Markus Hirsch, Daniel Alberer, Luigi del Re, Simone Formentin, Sergio Savaresi,
"Direct and Indirect Methods for DoE of Automotive Systems"
, in Karsten Ropke : Design of Experiments (DoE) in Engine Development: Innovative Development Methods for Vehicle Enginest in Engine Development, Expert-Verlag, 5-2011
Original Titel:
Direct and Indirect Methods for DoE of Automotive Systems
Sprache des Titels:
Englisch
Original Buchtitel:
Design of Experiments (DoE) in Engine Development: Innovative Development Methods for Vehicle Enginest in Engine Development
Original Kurzfassung:
In order to cope with the increasing and conflicting demands in terms of pollution abatement, drivability and fuel economy, modern combustion engines have become complex systems with many actuators. However, this increase complicates the generation of mathematical models, necessary for optimization, control and on-board diagnosis of the engine. Models representing engines or engine subsystems (e.g. engine airpath, emission formation, etc.) usually contain several inputs and are nonlinear.

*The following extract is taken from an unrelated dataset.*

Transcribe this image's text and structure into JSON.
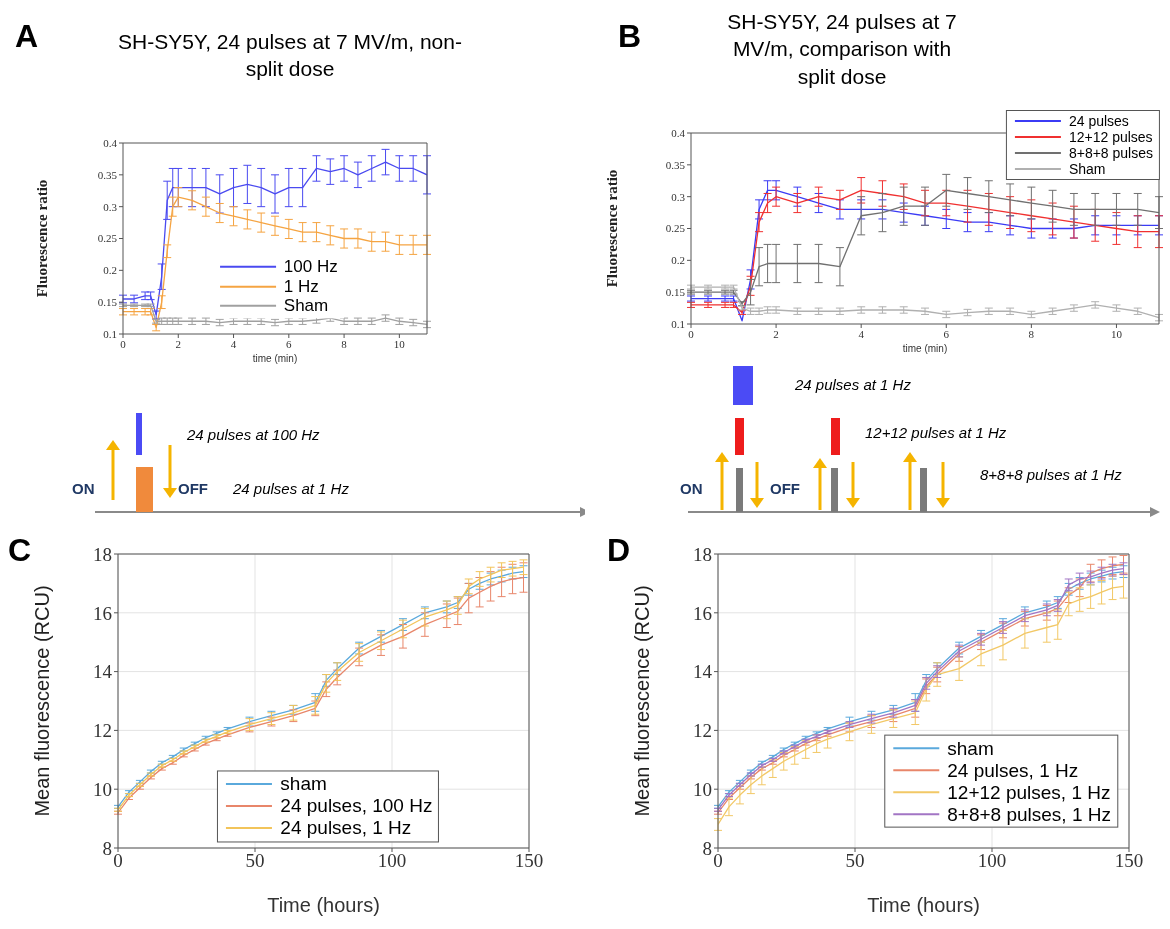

Hence, if models are generated by means of data based identification, application of Design of Experiment (DoE) approaches is essential to increase the usable information in the data and moreover to reduce measurement costs. This article presents a general discussion and experimental results for different engine applications, namely an iterative nonlinear method to model particulate matter emissions of a passenger car Diesel engine, a backward DoE method which omits poor data points in order to improve the estimation quality and a smart utilization of DoE for direct controller parameterization.